@sanblvd
Excellent post!
Although I would question the role the Japanese invasion played in helping China to kick foreign concessions out of China.
The fact is that many western concessions remained firmly in place even after the Japanese overran the surrounding area.
The most famous illustration of this would be role foreign concessions played in helping to save Chinese civilians during the infamous rape of Najing.
It was only during the Chinese civil war, as Mao's Red Army approached that westerners finally gave up their concessions.
But as you say, that's all historical and not really relevant here.
On your point about the US looking to provoke a war with China, well, I think that is true, but only up to a certain extent.

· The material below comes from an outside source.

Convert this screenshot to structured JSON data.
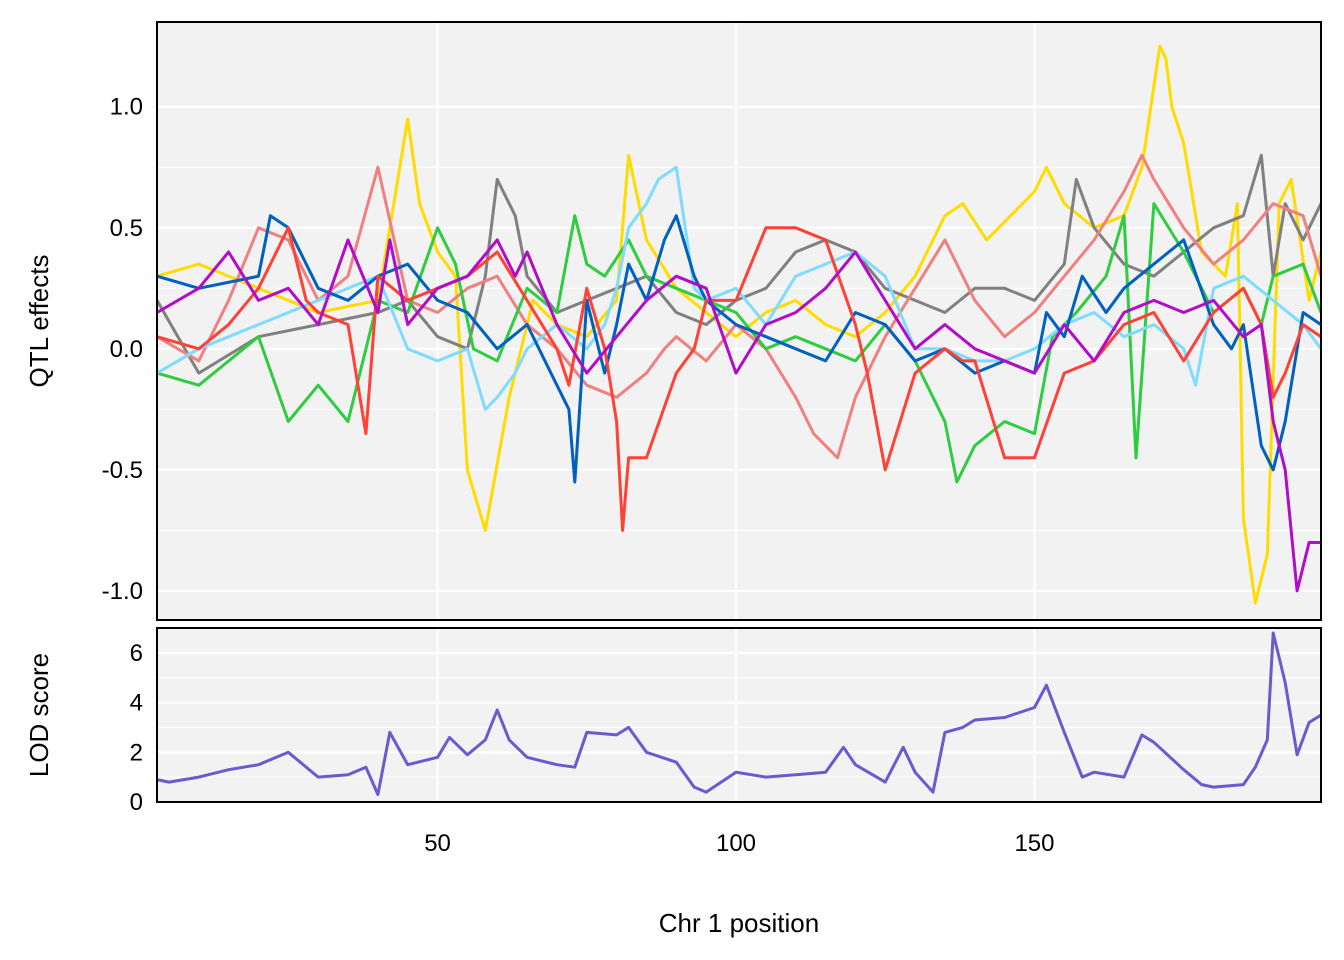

Like the Japanese during WWII, the US is internally deeply divided on the matter. There are those in the US who sees China as an existential threat to the US, and so are pushing as hard as they can to start a war with China as soon as possible; but there are also others who thinks Russia is the bigger threat and wants to kill the bear before focusing on the Dragon; and there are those who don't want war at all.
But above all, those in the US who wants war with China knows they are in the minority, and that the American people will not tolerate or support a war with China that will cost thousands of American lives. That forces them to try and use third party forces instead of looking for direct confrontation.

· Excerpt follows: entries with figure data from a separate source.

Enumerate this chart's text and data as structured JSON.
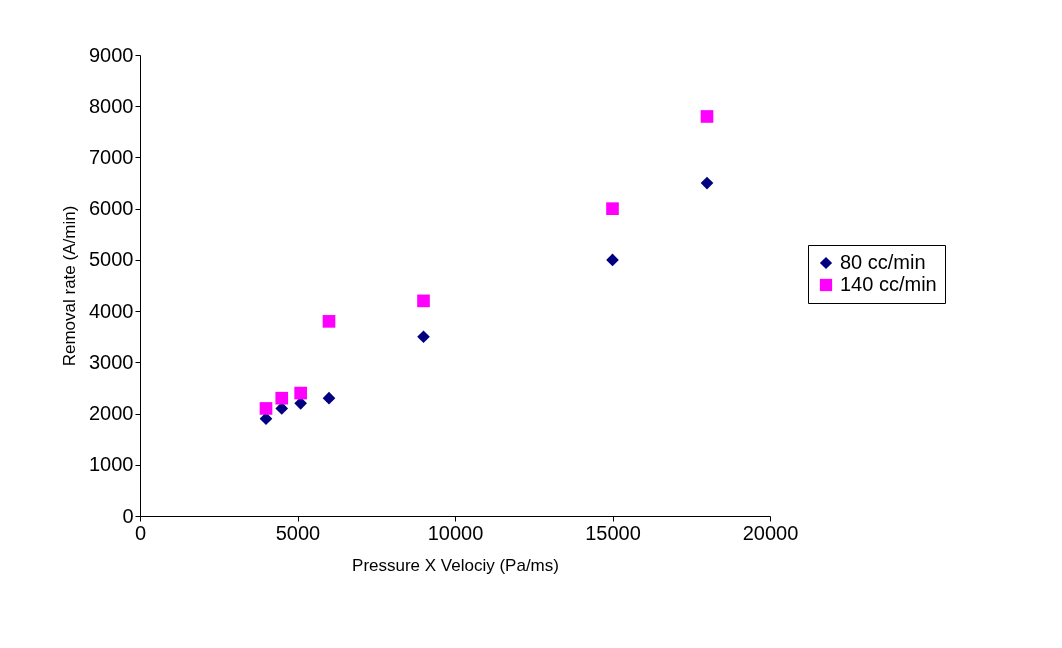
{
  "chart_data": {
    "type": "scatter",
    "xlabel": "Pressure X Velociy (Pa/ms)",
    "ylabel": "Removal rate (A/min)",
    "x": [
      4000,
      4500,
      5100,
      6000,
      9000,
      15000,
      18000
    ],
    "series": [
      {
        "name": "80 cc/min",
        "color": "#000080",
        "marker": "diamond",
        "values": [
          1900,
          2100,
          2200,
          2300,
          3500,
          5000,
          6500
        ]
      },
      {
        "name": "140 cc/min",
        "color": "#ff00ff",
        "marker": "square",
        "values": [
          2100,
          2300,
          2400,
          3800,
          4200,
          6000,
          7800
        ]
      }
    ],
    "xlim": [
      0,
      20000
    ],
    "xticks": [
      0,
      5000,
      10000,
      15000,
      20000
    ],
    "ylim": [
      0,
      9000
    ],
    "yticks": [
      0,
      1000,
      2000,
      3000,
      4000,
      5000,
      6000,
      7000,
      8000,
      9000
    ],
    "grid": false,
    "legend": "right"
  }
}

I think Steve Bannon was firmly in the camp who wanted war with China, but with his fall from grace, there is a chance the US is no longer looking for a fight.
TBH, I think Hillary Clinton was a far more fanatical believer in the need to fight China than Trump, as exemplified during the time as Secretary of State.

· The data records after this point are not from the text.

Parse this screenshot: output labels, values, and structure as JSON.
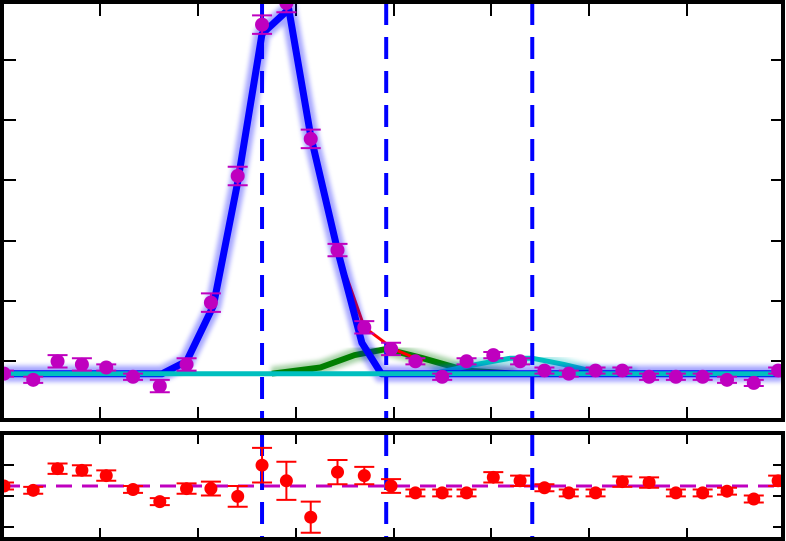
{
  "chart_data": [
    {
      "type": "scatter",
      "panel": "main",
      "grid": false,
      "legend": "none",
      "xlim": [
        0,
        16
      ],
      "ylim": [
        -0.15,
        1.2
      ],
      "colors": {
        "data": "#bf00bf",
        "total_model": "#0000ff",
        "residual_model": "#ff0000",
        "component_2": "#007f00",
        "component_3": "#00bfbf",
        "marker_lines": "#0000ff"
      },
      "vertical_markers": [
        5.3,
        7.85,
        10.85
      ],
      "series": [
        {
          "role": "data",
          "x": [
            0.0,
            0.6,
            1.1,
            1.6,
            2.1,
            2.65,
            3.2,
            3.75,
            4.25,
            4.8,
            5.3,
            5.8,
            6.3,
            6.85,
            7.4,
            7.95,
            8.45,
            9.0,
            9.5,
            10.05,
            10.6,
            11.1,
            11.6,
            12.15,
            12.7,
            13.25,
            13.8,
            14.35,
            14.85,
            15.4,
            15.9
          ],
          "y": [
            0.0,
            -0.02,
            0.04,
            0.03,
            0.02,
            -0.01,
            -0.04,
            0.03,
            0.23,
            0.64,
            1.13,
            1.2,
            0.76,
            0.4,
            0.15,
            0.08,
            0.04,
            -0.01,
            0.04,
            0.06,
            0.04,
            0.01,
            0.0,
            0.01,
            0.01,
            -0.01,
            -0.01,
            -0.01,
            -0.02,
            -0.03,
            0.01
          ],
          "err": [
            0.01,
            0.01,
            0.02,
            0.02,
            0.01,
            0.01,
            0.02,
            0.02,
            0.03,
            0.03,
            0.03,
            0.03,
            0.03,
            0.02,
            0.02,
            0.02,
            0.01,
            0.01,
            0.01,
            0.01,
            0.01,
            0.01,
            0.01,
            0.01,
            0.01,
            0.01,
            0.01,
            0.01,
            0.01,
            0.01,
            0.01
          ]
        },
        {
          "role": "residual_model",
          "x": [
            6.8,
            7.4,
            8.0,
            8.6
          ],
          "y": [
            0.42,
            0.15,
            0.08,
            0.04
          ]
        },
        {
          "role": "total_model",
          "x": [
            0.0,
            2.5,
            3.25,
            3.75,
            4.3,
            4.8,
            5.3,
            5.85,
            6.3,
            6.85,
            7.35,
            7.75,
            8.4,
            9.5,
            10.6,
            12.0,
            16.0
          ],
          "y": [
            0.0,
            0.0,
            0.0,
            0.04,
            0.22,
            0.62,
            1.1,
            1.18,
            0.77,
            0.4,
            0.1,
            0.0,
            0.0,
            0.0,
            0.0,
            0.0,
            0.0
          ]
        },
        {
          "role": "component_2",
          "x": [
            5.5,
            6.5,
            7.2,
            7.85,
            8.6,
            9.5,
            10.5
          ],
          "y": [
            0.0,
            0.02,
            0.06,
            0.08,
            0.05,
            0.01,
            0.0
          ]
        },
        {
          "role": "component_3",
          "x": [
            8.8,
            9.7,
            10.4,
            10.85,
            11.5,
            12.3,
            13.0
          ],
          "y": [
            0.0,
            0.03,
            0.05,
            0.05,
            0.03,
            0.0,
            0.0
          ]
        },
        {
          "role": "baseline",
          "x": [
            0,
            16
          ],
          "y": [
            0.0,
            0.0
          ]
        }
      ]
    },
    {
      "type": "scatter",
      "panel": "residuals",
      "grid": false,
      "legend": "none",
      "xlim": [
        0,
        16
      ],
      "ylim": [
        -0.06,
        0.06
      ],
      "colors": {
        "points": "#ff0000",
        "zero_line": "#bf00bf",
        "marker_lines": "#0000ff"
      },
      "vertical_markers": [
        5.3,
        7.85,
        10.85
      ],
      "x": [
        0.0,
        0.6,
        1.1,
        1.6,
        2.1,
        2.65,
        3.2,
        3.75,
        4.25,
        4.8,
        5.3,
        5.8,
        6.3,
        6.85,
        7.4,
        7.95,
        8.45,
        9.0,
        9.5,
        10.05,
        10.6,
        11.1,
        11.6,
        12.15,
        12.7,
        13.25,
        13.8,
        14.35,
        14.85,
        15.4,
        15.9
      ],
      "y": [
        0.0,
        -0.005,
        0.02,
        0.018,
        0.012,
        -0.004,
        -0.018,
        -0.003,
        -0.003,
        -0.012,
        0.024,
        0.006,
        -0.036,
        0.016,
        0.012,
        0.0,
        -0.008,
        -0.008,
        -0.008,
        0.01,
        0.006,
        -0.002,
        -0.008,
        -0.008,
        0.005,
        0.004,
        -0.008,
        -0.008,
        -0.006,
        -0.015,
        0.006
      ],
      "err": [
        0.004,
        0.004,
        0.006,
        0.006,
        0.006,
        0.004,
        0.004,
        0.006,
        0.008,
        0.012,
        0.02,
        0.022,
        0.018,
        0.014,
        0.01,
        0.008,
        0.004,
        0.004,
        0.004,
        0.006,
        0.006,
        0.004,
        0.004,
        0.004,
        0.006,
        0.006,
        0.004,
        0.004,
        0.004,
        0.004,
        0.006
      ],
      "zero_line": 0
    }
  ]
}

Broadly speaking, the US hawks originally wanted to encourage all the other states in the SCS dispute to make sweeping land grabs, which they could then 'lease' to the US to build military bases on, which would allow the US to put a stranglehold on the world's busiest shipping lines which trillions of dollars of trade passes through, mostly headed to China!
The US hawks reasoned that the SCS is far enough that China may not have the will to fight for it, and even if it does, it is far away enough from Chinese mainland bases as to not allow the Chinese to enjoy home field advantage on a fight.
But China showed that it not only had the will to make the issue one of core national interest (thereby signalling its willingness to fight a war over the issue); it also surprised the US with its raw industrial might in being able to build massive, viable and mutually supportive military bases out of basically nothing.
Those major bases in the SCS are worth much more than their equivalent number of carriers in a fight. Not only could those bases support more and heavier aircraft than even USN supercarriers, those islands are pretty much invulnerable to attack. You can hit them with hundreds or even thousands of missiles and bombs, but they can be operational again within hours of the heaviest raids. OTOH, a supercarriers can be mission killed or even sunk outright if hit by a single weapon, especially something like the DF21D AShBM.
After their plans in the SCS fell through, the US war hawks turned their attention to NK.
But I think again, the goal was not to start a fight directly, but instead to try and pressure and trick China into attacking NK for America.
I can see Trump being tickled by the idea of tricking China into taking out NK and bearing the full military, diplomatic and post conflict economic reconstruction costs of such a calamity. But once it become obvious China wasnt going to take the bait, it left Trump rather exposed, as he is going to find it hard to walk all that rhetoric back without looking weak and stupid.
That's probably how and why Trump's attitude towards China changed so much - because Xi probably saw an opportunity and offered to help Trump de-escalate with grace while allowing Trump to take full credit publically. And that is exactly what Trump desperately needed.
Chinese regulators ruling in favour of Trump Org in many longstanding legal disputes in China no doubt didn't hurt either. But Trump is of course above allowing such personal gains to affect his presidential decisions.